I saw in this morning’s Colorado Springs Gazette, my old
place of work, that Grace and St. Stephen’s Episcopal Church—one of the city’s
prettiest—has been placed on the National Register of Historic Places. I can’t
think of a church that deserves it more.
When I was The Gazette’s religion reporter, one of my
first—and most enjoyable—assignments was diving into the bowels of Grace and
St. Stephen’s to get to know the church’s sprawling, 4,000-pipe organ.

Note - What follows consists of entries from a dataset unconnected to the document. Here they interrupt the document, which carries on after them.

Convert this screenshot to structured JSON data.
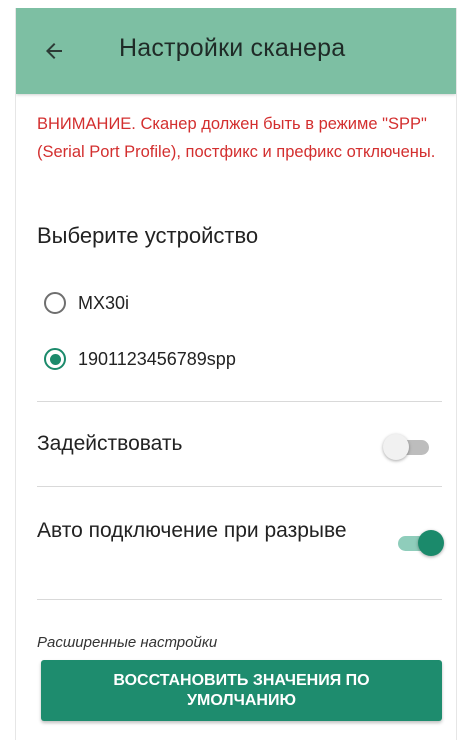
{
  "appbar": {
    "title": "Настройки сканера",
    "color": "#7dbfa3"
  },
  "warning": {
    "text": "ВНИМАНИЕ. Сканер должен быть в режиме \"SPP\" (Serial Port Profile), постфикс и префикс отключены.",
    "color": "#d32f2f"
  },
  "device_section": {
    "title": "Выберите устройство",
    "options": [
      {
        "label": "MX30i",
        "selected": false
      },
      {
        "label": "1901123456789spp",
        "selected": true
      }
    ]
  },
  "settings": {
    "enable": {
      "label": "Задействовать",
      "on": false
    },
    "auto_reconnect": {
      "label": "Авто подключение при разрыве",
      "on": true
    }
  },
  "advanced": {
    "subheader": "Расширенные настройки",
    "reset_button": "ВОССТАНОВИТЬ ЗНАЧЕНИЯ ПО УМОЛЧАНИЮ"
  },
  "colors": {
    "accent": "#1b8a6b",
    "button": "#1e8c6e"
  },
  "icons": {
    "back": "arrow-left-icon"
  }
}
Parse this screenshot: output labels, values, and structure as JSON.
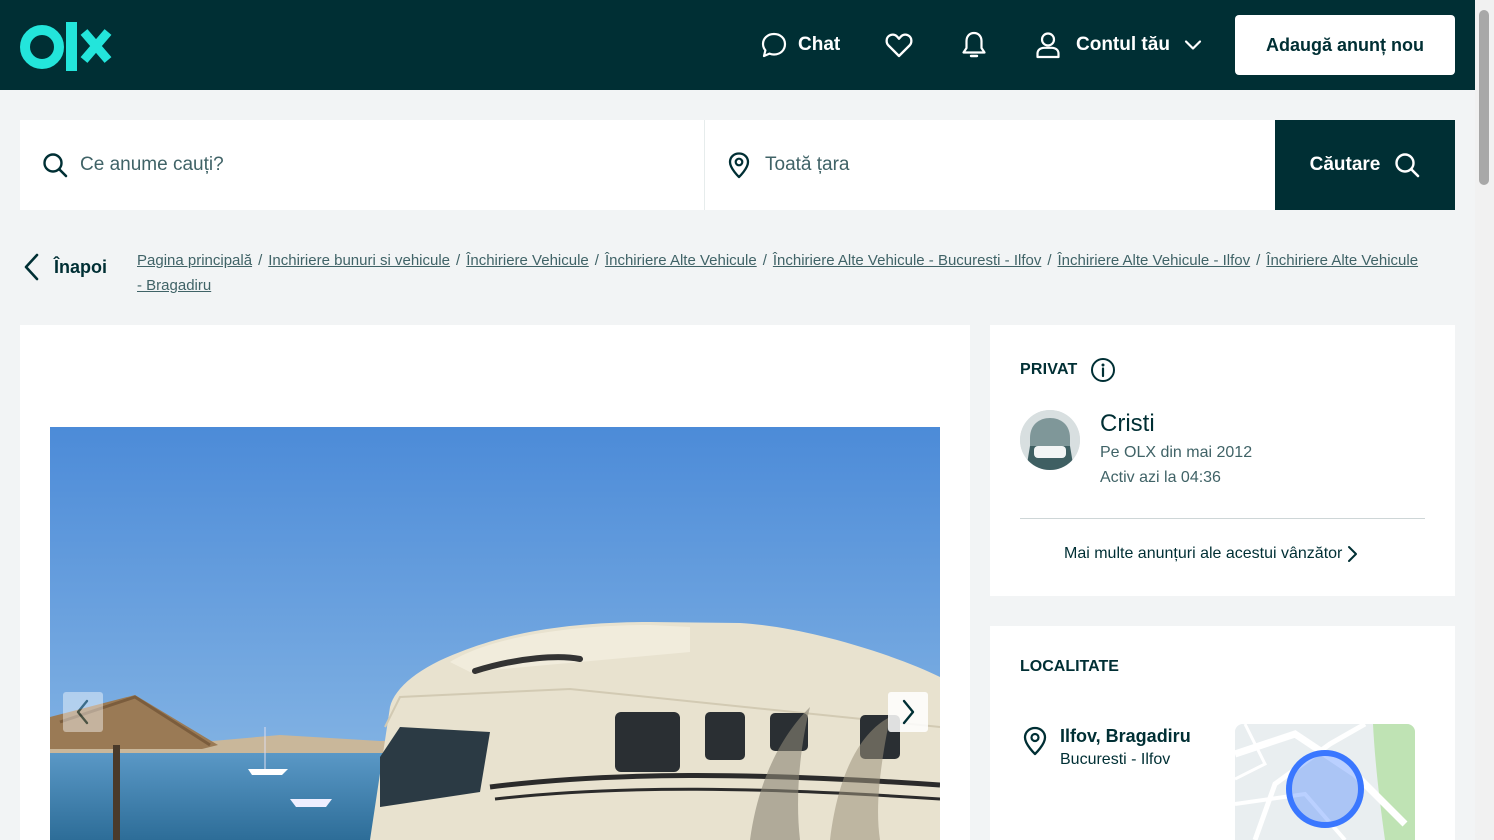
{
  "header": {
    "logo": "olx",
    "chat_label": "Chat",
    "account_label": "Contul tău",
    "post_button": "Adaugă anunț nou",
    "icons": [
      "chat-icon",
      "heart-icon",
      "bell-icon",
      "user-icon",
      "chevron-down-icon"
    ]
  },
  "search": {
    "query_placeholder": "Ce anume cauți?",
    "location_placeholder": "Toată țara",
    "button_label": "Căutare"
  },
  "breadcrumb": {
    "back_label": "Înapoi",
    "items": [
      "Pagina principală",
      "Inchiriere bunuri si vehicule",
      "Închiriere Vehicule",
      "Închiriere Alte Vehicule",
      "Închiriere Alte Vehicule - Bucuresti - Ilfov",
      "Închiriere Alte Vehicule - Ilfov",
      "Închiriere Alte Vehicule - Bragadiru"
    ]
  },
  "seller": {
    "type": "PRIVAT",
    "name": "Cristi",
    "since": "Pe OLX din mai 2012",
    "active": "Activ azi la 04:36",
    "more_ads": "Mai multe anunțuri ale acestui vânzător"
  },
  "location": {
    "title": "LOCALITATE",
    "city": "Ilfov, Bragadiru",
    "region": "Bucuresti - Ilfov"
  },
  "colors": {
    "brand_dark": "#002f34",
    "brand_teal": "#23e5db",
    "page_bg": "#f2f4f5"
  }
}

When you go into a church with an impressive organ, you may
or may not see a bristling array of pipes. Often, these pipes are actually a
façade—just a showy bit of metal for the folks in the pews. The actual working
pipes are often hidden out of site, in crevaces and alcoves and whole rooms. In
Grace, the pipes filled four or five rooms, splayed and stretched across floor
and wall and ceiling, requiring the church organist Frank Shelton and me to
contort like cave spelunkers to get to them all. “Some pipes are thinner than
straws and shorter than index fingers,” I wrote, “others tower like telephone
poles.” The pipes make use of the church’s own walls—pushing and prodding the
stone with its sound. In a sense, the church itself becomes the instrument—as
critical to the organ’s sound as the pipes themselves.
I covered a lot of stories at Grace, some of them not so
fun. It was the site of a major brouhaha when the rector was accused of
embezzling funds. The rector alleged that he was being framed by the
diocese for his outspoken views on homosexuality (the Episcopal Church, U.S.A.,
had recently voted to allow openly gay clergy to serve in its churches, and the
pastor was a national leader opposing the move), and the congregation split
over the fracas, fighting over the church like it was a kid in a difficult divorce.
It was a complicated, messy story to cover—one that didn’t do the Church, as in
the Christian Church, much good. And there was some doubt whether the physical
sanctuary would survive the fight.
So for me, the fact Grace and St. Stephen’s stands in
the center of town, still beautiful as ever (and now a recognized landmark), is a bit of a metaphor for the
broader Church itself. Sometimes Christians don’t give Christianity our best.
Sometimes we fail the Church, sometimes we betray her. We’re human, after all.
But despite our flaws and failings, the Church remains,
strong and beautiful. And even the stones inside may sometimes sing.